Pączki :)
Siostra Aniela i siostra Anastazja to prawdziwe autorytety w dziedzinie domowej kuchni. Ich przepisy łączą tradycję z nowoczesnością, cudownie wciskając się w pamięć każdego degustującego. Pączki, które dzięki nim przygotujemy, są miękkie, aromatyczne i absolutnie niepowtarzalne. Czy to pączki serowe, czy te tradycyjne – każdy z nas znajdzie swój ulubiony smak. Ta słodka chwila w towarzystwie pączka z przepisu Siostry Anieli czy Anastazji to coś, co potrafi poprawić humor w najszczęśliwszy sposób. Bez względu na okazję, te smakowite, domowej roboty pączki to idealny sposób na umilenie sobie dnia.
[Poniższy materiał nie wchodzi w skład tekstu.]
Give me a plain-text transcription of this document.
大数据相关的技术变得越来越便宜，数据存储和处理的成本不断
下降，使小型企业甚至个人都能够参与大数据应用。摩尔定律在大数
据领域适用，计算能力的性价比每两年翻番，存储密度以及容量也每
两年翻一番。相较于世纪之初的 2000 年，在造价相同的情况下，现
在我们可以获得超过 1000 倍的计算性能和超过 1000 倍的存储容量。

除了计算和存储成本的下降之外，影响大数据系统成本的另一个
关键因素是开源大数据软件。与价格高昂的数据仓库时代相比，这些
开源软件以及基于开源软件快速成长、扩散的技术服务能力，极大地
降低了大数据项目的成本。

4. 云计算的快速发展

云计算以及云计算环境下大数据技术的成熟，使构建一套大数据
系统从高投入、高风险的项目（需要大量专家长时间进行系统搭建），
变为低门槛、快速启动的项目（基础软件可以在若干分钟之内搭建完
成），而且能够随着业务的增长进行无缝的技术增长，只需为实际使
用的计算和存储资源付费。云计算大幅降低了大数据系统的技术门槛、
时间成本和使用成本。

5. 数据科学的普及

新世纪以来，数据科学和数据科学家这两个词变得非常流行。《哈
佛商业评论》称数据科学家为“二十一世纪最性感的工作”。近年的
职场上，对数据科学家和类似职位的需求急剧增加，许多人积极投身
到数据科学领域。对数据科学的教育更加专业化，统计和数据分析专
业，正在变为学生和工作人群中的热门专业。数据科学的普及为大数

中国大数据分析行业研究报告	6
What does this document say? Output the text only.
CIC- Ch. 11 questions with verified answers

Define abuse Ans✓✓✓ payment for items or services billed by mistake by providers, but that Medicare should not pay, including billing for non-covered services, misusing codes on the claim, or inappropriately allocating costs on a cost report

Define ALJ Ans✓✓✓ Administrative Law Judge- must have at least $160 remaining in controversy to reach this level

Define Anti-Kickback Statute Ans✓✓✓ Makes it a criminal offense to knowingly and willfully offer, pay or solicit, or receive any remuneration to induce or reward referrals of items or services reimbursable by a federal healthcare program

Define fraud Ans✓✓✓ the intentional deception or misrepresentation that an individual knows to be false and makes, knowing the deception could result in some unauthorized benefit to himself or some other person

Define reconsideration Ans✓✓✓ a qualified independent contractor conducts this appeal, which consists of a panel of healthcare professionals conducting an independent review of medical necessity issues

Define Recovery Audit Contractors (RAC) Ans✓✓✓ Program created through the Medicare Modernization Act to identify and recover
W każdym z nich kryje się kawałek niebiańskiej słodyczy.
admin
Składniki:
- 1 kilogram mąki
- 10 dekagramów drożdży
- 2 szklanki mleka
- 20 dekagramów cukru
- 10 dekagramów masła
- 8 żółtek
- szczypta soli
- olejek (ja użyłam niecały duży pomarańczowy)
- 2 kieliszki wódki
- olej lub smalec do smażenia
- marmolada
Pączki 🙂 – jak zrobić?
- Mleko lekko podgrzewamy dodajemy trochę cukru (u mnie 2 czubate łyżki) mieszamy do tego wkruszamy drożdże mieszamy pozostawiamy do wyrośnięcia.
- Masło rozpuszczamy.
- Do miski wsypujemy mąkę, pozostały cukier, szczyptę soli, zółtka olejek, dwa kieliszki wódki oraz wyrośnięty zaczyn. Wyrabiamy. Ciasto nie ma być bardzo zbite, jeśli by wyszło zbyt zbite dodać trochę mleka (u mnie nie trzeba było). Wlewamy roztopione masło i wyrabiamy do całkowitego wchłonięcia się masła. Przykrywamy i odstawiamy aż podwoi objętość 1-1,5 godziny.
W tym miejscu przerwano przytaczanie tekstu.